I disagree that my comment is a poor argument. In fact I contest that it is a perfectly good and valid argument.

I think you're over-embellshing on my "in a pinch" comment. In a pinch could mean you're all ready to go and would you look at that? My bottle of Loctite is missing, been sitting open and I don't trust it, the dog ate it, ............whatever. In a pinch has nothing to do with my preparation of the engine components prior to the sealing of the case halves and thereby risking a leaky engine. That's questioning my preparation skills, which is not necessarily the topic at hand here.

I equate sealants to greases in the sense that there are many different types, made by many different manufacturers. Some of these sealants, while made by different manufacturers, are indeed interchangeable. 574 is described as a flange sealant. There are so many flange sealants for metal to metal contact out there it's silly. Even within the Loctite product line where the anaerobic sealants basically vary with strength, cure time and temp. range. Look at the examples of the many different sealants people have used with success:

>Curil K2 and Dirko (http://www.bus-boys.com/bbzvc.htm). Heck, somebody's used Curil T and it must work because that motor I mentioned isn't the first one the guy ever assembled.

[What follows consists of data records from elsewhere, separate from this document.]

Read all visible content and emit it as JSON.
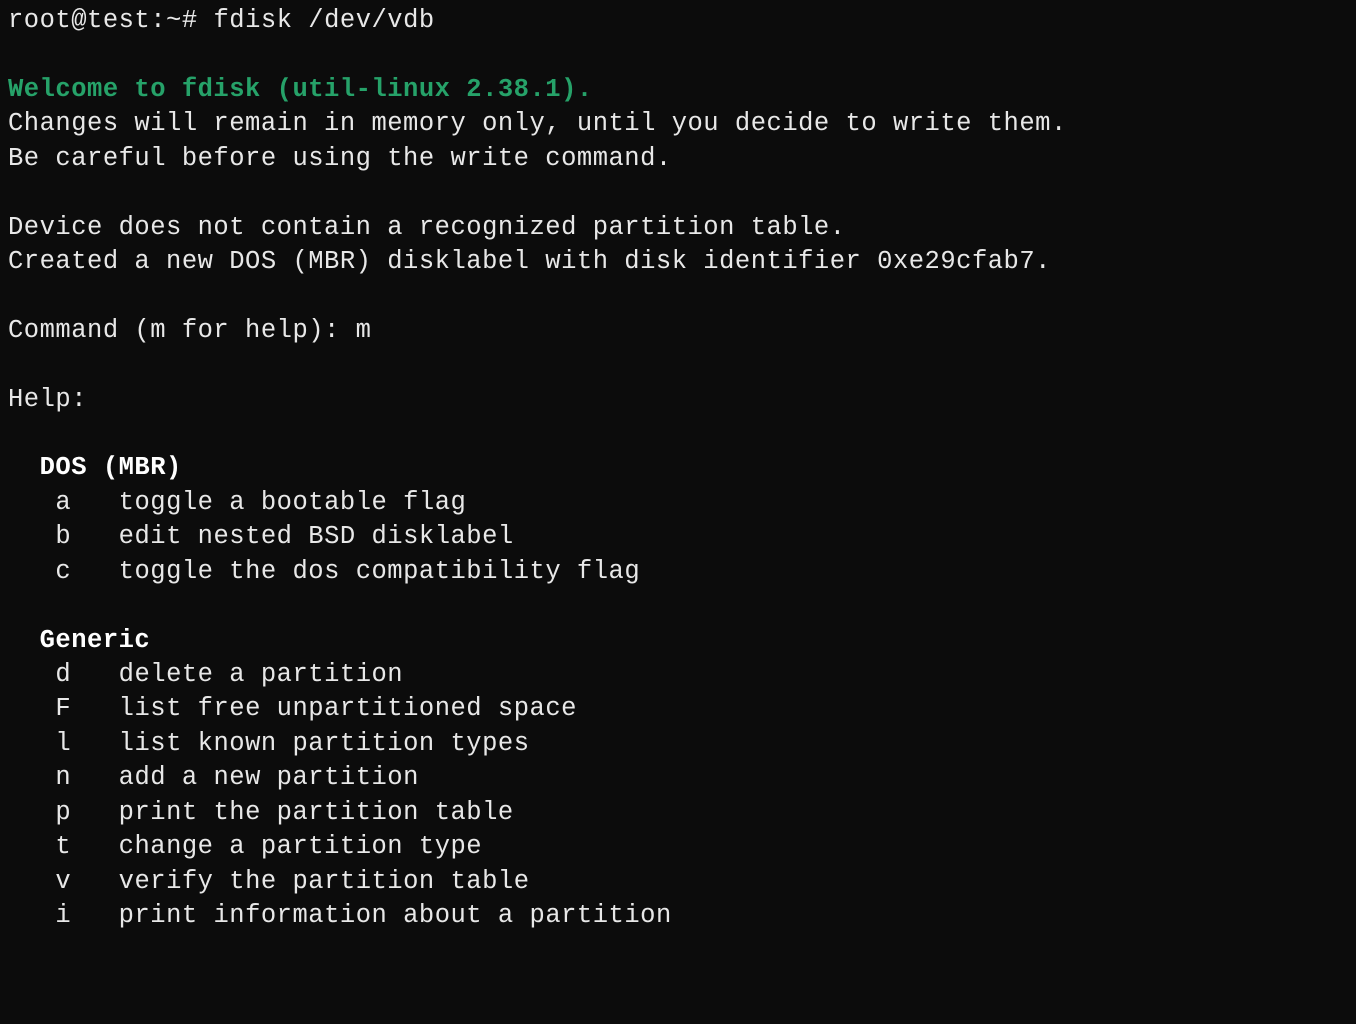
{
  "prompt": {
    "user_host": "root@test",
    "path": "~",
    "symbol": "#",
    "command": "fdisk /dev/vdb"
  },
  "welcome": "Welcome to fdisk (util-linux 2.38.1).",
  "warning_line1": "Changes will remain in memory only, until you decide to write them.",
  "warning_line2": "Be careful before using the write command.",
  "device_line1": "Device does not contain a recognized partition table.",
  "device_line2": "Created a new DOS (MBR) disklabel with disk identifier 0xe29cfab7.",
  "command_prompt": "Command (m for help): ",
  "command_input": "m",
  "help_header": "Help:",
  "sections": [
    {
      "title": "DOS (MBR)",
      "items": [
        {
          "key": "a",
          "desc": "toggle a bootable flag"
        },
        {
          "key": "b",
          "desc": "edit nested BSD disklabel"
        },
        {
          "key": "c",
          "desc": "toggle the dos compatibility flag"
        }
      ]
    },
    {
      "title": "Generic",
      "items": [
        {
          "key": "d",
          "desc": "delete a partition"
        },
        {
          "key": "F",
          "desc": "list free unpartitioned space"
        },
        {
          "key": "l",
          "desc": "list known partition types"
        },
        {
          "key": "n",
          "desc": "add a new partition"
        },
        {
          "key": "p",
          "desc": "print the partition table"
        },
        {
          "key": "t",
          "desc": "change a partition type"
        },
        {
          "key": "v",
          "desc": "verify the partition table"
        },
        {
          "key": "i",
          "desc": "print information about a partition"
        }
      ]
    }
  ]
}
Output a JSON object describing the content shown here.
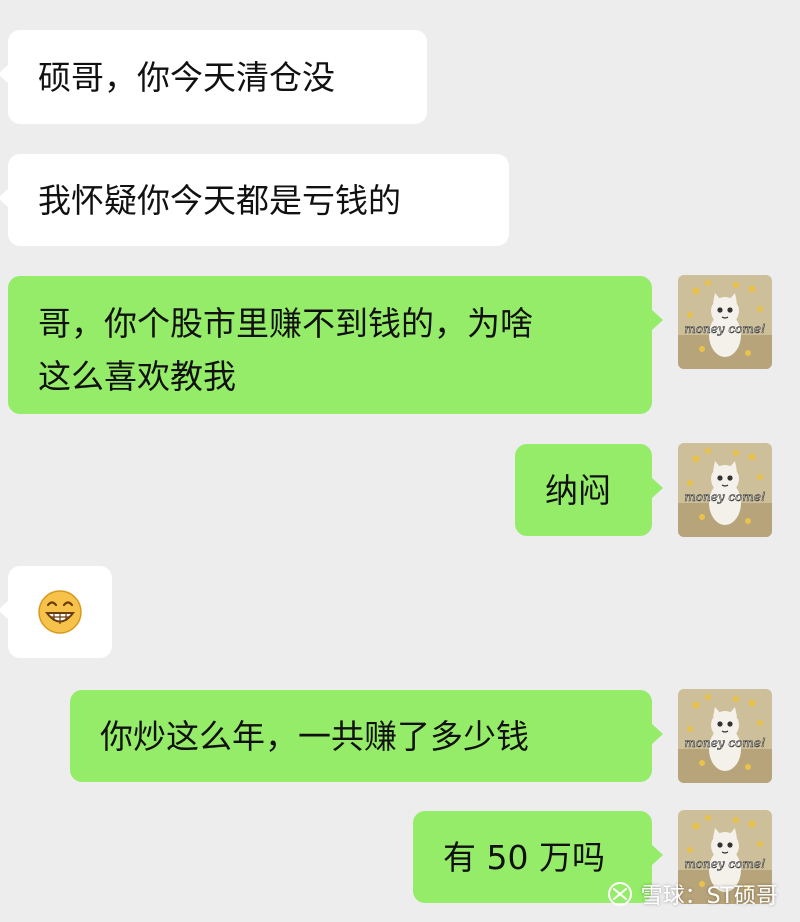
{
  "messages": [
    {
      "id": "m1",
      "side": "in",
      "text": "硕哥，你今天清仓没"
    },
    {
      "id": "m2",
      "side": "in",
      "text": "我怀疑你今天都是亏钱的"
    },
    {
      "id": "m3",
      "side": "out",
      "lines": [
        "哥，你个股市里赚不到钱的，为啥",
        "这么喜欢教我"
      ]
    },
    {
      "id": "m4",
      "side": "out",
      "text": "纳闷"
    },
    {
      "id": "m5",
      "side": "in",
      "emoji": "grinning-face"
    },
    {
      "id": "m6",
      "side": "out",
      "text": "你炒这么年，一共赚了多少钱"
    },
    {
      "id": "m7",
      "side": "out",
      "text": "有 50 万吗"
    }
  ],
  "avatar": {
    "caption": "money come!",
    "subject": "cat-with-coins"
  },
  "watermark": {
    "text": "雪球：ST硕哥",
    "icon": "xueqiu-logo-icon"
  },
  "colors": {
    "background": "#ededed",
    "incoming": "#ffffff",
    "outgoing": "#95ec69"
  }
}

>Dow Corning 730 RTV (you can get it @ McMaster-Carr for $67 , still not cheap)

>Yamabond

>The many Loctites- and there are many, including their line of RTV silicones

>The Ultra Gray RTV silicone (most likely Permatex since they're big on the "Ultra" labelling) mentioned above

>Wurth Motoplast

I'm sure there's other products that people have used with success. Heck, sometimes when a product is used for something other than it's recommended application, the product can be found to work! I'd venture to guess that Porsche chose the Loctite 573, 574 as their sealant of choice simply because it met their requirements. Doesn't mean that there isn't another product out there than can also do the job. It's nice to know alternatives sometimes. Especially when you can get a sealant at a local supplier instead of having to order and wait for it. 'Cause while i'm waiting on my 574, my case halves are getting dusty and i'll have to clean them all over again...........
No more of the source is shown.